Safety concerns emerging from animal toxicity testing constitute one of the significant factors of Drug candidate elimination. Safety issues sometimes arise during the clinical stage also.

Pharmacokinetic (PK) testing is a critical method to address safety issues at the early stages of drug development. Adequate PK profiling of a potential drug candidate allows quantification of the risks involved in systemic drug exposure.

PK Studies typically focus on the concentration vs time aspect of new drug candidates. For a comprehensive safety and efficacy profiling of a new drug compound, we also need pharmacodynamics (PD) studies focused on effect vs time profiling.

The Role of PK Profiling In The Drug Development Process

PK analysis and the interpretation of the data obtained in the early phase of drug discovery determines what kind of additional PK data will be necessary at the next study stage. This continues throughout the drug development process.

Efficient and effective pharmacokinetic (PK) testing, along with pharmacodynamics (PD) studies require a multidisciplinary approach.

DMPK (drug metabolism and pharmacokinetics) laboratories usually carry out the PK analysis part of PK/PD studies. The focus of PK studies is typically on measuring the drug

concentration levels and other PK properties.

Pharmacological laboratories conduct the pharmacodynamics part of PK/PD studies. The focus is on animal dosing and response profiling.

With different kinds of laboratories involved, the animal used for PK studies and PD studies can vary. This needs careful integration of PK/PD study results. Inputs from mathematical modelling experts are also crucial for formulating an efficient strategy of clinical development.

There Is Room To Improve PK Analysis

Pharmaceuticals is the only industry that continues to have a failure rate of over 90%. There have been remarkable advancements in PK testing methods. But the success rate of drug compounds entering phase 1 of clinical trials continues to be marginally below 10% since the 2000s.

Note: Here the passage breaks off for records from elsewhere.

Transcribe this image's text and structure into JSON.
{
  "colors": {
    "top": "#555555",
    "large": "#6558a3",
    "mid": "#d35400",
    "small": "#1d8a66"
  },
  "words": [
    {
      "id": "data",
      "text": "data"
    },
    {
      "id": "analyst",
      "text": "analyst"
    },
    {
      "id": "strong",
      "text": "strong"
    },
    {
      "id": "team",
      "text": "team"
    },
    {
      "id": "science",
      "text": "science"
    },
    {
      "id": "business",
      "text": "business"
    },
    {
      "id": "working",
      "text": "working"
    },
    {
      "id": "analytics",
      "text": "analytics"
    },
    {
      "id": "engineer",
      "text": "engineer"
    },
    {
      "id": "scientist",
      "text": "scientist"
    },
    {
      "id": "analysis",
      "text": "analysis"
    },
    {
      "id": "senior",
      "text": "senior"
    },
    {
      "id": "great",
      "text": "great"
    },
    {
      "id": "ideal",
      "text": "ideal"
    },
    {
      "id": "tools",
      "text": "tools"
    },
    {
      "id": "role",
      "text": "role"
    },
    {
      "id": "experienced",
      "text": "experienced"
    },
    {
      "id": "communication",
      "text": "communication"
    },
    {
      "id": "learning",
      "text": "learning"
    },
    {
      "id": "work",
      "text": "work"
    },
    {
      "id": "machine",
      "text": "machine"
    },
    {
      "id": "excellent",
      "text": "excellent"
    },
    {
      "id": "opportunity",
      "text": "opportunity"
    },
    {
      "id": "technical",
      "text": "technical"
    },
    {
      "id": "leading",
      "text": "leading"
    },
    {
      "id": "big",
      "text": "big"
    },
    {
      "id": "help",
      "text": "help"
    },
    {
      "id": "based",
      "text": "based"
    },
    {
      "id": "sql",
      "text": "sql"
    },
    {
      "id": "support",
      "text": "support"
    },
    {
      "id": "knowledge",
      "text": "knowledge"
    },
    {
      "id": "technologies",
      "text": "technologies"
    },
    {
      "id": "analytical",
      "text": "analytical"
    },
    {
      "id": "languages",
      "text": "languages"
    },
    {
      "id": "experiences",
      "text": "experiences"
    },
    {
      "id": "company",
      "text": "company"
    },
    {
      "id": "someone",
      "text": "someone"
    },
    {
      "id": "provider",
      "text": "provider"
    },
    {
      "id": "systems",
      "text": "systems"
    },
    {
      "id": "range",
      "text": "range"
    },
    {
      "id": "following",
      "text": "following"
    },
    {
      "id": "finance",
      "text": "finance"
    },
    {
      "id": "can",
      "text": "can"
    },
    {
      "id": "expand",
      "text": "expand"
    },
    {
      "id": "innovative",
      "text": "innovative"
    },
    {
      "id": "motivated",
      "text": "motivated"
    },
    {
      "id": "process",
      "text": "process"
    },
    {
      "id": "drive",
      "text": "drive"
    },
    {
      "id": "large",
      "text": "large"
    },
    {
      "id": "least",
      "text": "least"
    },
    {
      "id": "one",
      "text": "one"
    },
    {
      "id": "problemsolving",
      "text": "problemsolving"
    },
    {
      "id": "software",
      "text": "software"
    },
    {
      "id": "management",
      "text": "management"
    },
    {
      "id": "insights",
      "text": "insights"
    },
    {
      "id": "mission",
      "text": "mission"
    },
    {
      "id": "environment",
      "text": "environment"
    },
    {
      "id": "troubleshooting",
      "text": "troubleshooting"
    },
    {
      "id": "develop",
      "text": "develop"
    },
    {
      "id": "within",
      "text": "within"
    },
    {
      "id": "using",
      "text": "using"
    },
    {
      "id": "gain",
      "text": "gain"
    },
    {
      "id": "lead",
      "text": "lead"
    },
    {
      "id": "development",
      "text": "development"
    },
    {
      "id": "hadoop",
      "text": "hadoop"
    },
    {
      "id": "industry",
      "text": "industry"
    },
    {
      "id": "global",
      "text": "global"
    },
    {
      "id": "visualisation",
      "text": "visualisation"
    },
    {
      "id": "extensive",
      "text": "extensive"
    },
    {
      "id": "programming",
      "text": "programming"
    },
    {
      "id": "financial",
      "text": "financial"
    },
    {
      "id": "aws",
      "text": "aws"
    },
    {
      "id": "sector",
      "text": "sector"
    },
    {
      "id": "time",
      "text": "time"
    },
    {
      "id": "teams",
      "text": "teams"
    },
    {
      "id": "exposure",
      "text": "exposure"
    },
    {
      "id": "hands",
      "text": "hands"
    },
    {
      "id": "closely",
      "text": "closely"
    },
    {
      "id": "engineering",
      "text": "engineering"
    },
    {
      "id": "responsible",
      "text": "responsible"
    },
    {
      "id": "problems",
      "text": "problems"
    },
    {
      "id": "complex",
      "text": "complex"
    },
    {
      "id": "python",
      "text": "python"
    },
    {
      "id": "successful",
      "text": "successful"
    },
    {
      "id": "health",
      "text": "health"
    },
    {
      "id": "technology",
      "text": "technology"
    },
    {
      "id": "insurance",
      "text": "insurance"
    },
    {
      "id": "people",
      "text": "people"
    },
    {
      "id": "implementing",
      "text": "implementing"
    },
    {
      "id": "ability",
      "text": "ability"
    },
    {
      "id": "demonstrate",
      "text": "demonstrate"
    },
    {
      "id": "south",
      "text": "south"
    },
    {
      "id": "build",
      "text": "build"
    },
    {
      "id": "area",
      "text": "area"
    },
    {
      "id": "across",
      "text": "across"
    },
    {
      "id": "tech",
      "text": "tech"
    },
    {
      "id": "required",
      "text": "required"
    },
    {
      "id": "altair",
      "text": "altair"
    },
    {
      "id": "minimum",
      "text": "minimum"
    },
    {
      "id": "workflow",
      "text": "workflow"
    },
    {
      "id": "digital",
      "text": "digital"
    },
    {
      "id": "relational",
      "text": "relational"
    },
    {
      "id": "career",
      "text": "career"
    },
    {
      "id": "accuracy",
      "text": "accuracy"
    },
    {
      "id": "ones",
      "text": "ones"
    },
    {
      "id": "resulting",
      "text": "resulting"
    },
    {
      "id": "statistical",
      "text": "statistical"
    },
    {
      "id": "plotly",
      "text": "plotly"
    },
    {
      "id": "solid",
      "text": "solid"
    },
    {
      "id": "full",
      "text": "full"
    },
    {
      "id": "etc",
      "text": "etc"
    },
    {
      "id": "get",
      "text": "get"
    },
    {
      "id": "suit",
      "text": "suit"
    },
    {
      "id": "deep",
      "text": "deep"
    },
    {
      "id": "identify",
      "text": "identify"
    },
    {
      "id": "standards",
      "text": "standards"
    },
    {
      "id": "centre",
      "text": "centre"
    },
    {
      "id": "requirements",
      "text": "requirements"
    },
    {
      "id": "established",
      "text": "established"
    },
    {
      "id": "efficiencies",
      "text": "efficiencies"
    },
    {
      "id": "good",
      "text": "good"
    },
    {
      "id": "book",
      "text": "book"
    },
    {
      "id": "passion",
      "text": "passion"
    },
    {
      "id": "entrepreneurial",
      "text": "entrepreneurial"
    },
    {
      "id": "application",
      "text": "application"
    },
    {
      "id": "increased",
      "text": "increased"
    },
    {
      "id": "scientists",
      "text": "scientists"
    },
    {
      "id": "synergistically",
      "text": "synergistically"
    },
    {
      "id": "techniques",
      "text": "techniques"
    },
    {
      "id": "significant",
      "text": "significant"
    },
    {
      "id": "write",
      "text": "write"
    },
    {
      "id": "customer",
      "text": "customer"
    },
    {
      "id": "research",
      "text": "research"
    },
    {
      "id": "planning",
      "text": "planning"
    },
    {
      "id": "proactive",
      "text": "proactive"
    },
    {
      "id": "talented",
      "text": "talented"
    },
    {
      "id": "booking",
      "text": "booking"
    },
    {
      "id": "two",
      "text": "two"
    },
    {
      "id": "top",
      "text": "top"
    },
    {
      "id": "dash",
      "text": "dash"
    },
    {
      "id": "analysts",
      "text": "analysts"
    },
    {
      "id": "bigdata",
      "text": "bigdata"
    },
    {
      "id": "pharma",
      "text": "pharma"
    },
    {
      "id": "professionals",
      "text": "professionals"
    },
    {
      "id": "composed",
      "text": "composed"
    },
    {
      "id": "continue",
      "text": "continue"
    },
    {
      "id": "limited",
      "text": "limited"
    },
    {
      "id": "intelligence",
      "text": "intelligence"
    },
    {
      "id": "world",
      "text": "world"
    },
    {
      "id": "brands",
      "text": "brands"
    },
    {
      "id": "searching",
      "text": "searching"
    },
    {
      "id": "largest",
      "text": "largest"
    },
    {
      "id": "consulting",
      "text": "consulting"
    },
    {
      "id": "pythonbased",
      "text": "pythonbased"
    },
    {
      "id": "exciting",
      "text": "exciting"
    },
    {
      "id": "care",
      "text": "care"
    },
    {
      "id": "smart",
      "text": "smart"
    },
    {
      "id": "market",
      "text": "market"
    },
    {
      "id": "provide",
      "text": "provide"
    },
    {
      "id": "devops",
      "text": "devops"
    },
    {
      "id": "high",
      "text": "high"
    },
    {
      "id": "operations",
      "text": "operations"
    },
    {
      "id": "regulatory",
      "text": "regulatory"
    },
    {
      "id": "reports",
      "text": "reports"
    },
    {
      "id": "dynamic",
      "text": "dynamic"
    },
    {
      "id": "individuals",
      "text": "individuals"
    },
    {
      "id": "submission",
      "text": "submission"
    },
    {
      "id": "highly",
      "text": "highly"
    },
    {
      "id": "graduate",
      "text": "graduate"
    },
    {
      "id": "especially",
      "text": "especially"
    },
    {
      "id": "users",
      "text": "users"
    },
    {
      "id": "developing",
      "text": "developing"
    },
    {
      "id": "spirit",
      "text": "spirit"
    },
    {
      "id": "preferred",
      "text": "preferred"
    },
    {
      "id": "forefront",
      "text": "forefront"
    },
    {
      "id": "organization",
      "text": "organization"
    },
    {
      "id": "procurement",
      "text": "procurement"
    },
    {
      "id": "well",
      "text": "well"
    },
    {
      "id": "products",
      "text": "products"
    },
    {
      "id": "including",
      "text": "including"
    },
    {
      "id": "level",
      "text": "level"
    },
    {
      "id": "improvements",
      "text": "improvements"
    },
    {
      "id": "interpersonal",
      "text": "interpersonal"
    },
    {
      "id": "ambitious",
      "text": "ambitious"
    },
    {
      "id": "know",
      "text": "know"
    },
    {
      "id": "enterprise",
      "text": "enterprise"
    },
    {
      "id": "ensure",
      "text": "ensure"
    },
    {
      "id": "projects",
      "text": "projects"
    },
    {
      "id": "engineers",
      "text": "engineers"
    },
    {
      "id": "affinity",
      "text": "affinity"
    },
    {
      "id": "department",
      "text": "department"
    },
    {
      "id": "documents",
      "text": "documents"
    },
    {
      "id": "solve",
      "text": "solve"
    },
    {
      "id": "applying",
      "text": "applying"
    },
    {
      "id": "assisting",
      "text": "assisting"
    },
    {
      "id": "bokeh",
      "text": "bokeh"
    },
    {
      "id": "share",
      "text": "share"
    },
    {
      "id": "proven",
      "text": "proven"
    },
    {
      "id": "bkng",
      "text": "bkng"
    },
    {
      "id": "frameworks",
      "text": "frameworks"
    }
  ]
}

Clearly, there is room for improvement in the preclinical PK analysis and PD study processes. Safety and/or efficacy issues constitute the reason behind 75-80% of the failures.

Proposed Improvement Parameters

Experts propose the following critical benchmarks for efficient PK/PD studies that can reduce failure rates:

• Establish a collaborative team of a biologist, a chemist, a disease area pharmacologist, and a DMPK scientist.
• This multidisciplinary team needs to establish a working hypothesis for testing in subsequent studies.
• The team of experts needs to keep refining the hypothesis based on emerging PK/PD data
• Conduct an acute pilot PK/PD model to explore the exposure-response relationship.
• Establish the iterative PK/PD modelling protocol based on the initial findings
• Establish clearly defined objectives for this iterative process
• Use the same animals for PK and PD studies
• Focus on obtaining well-defined AUC, Cmax, and Tmax profiles along with appropriate PD biomarkers
• Capture details of concentration and effect correlation

A Point To Remember

We can now apply efficient and effective PK/PD studies during the preclinical stages of biologics development also. Successful PK/PD profiling at the preclinical stage minimizes the chances of failure at the first phase of a clinical trial.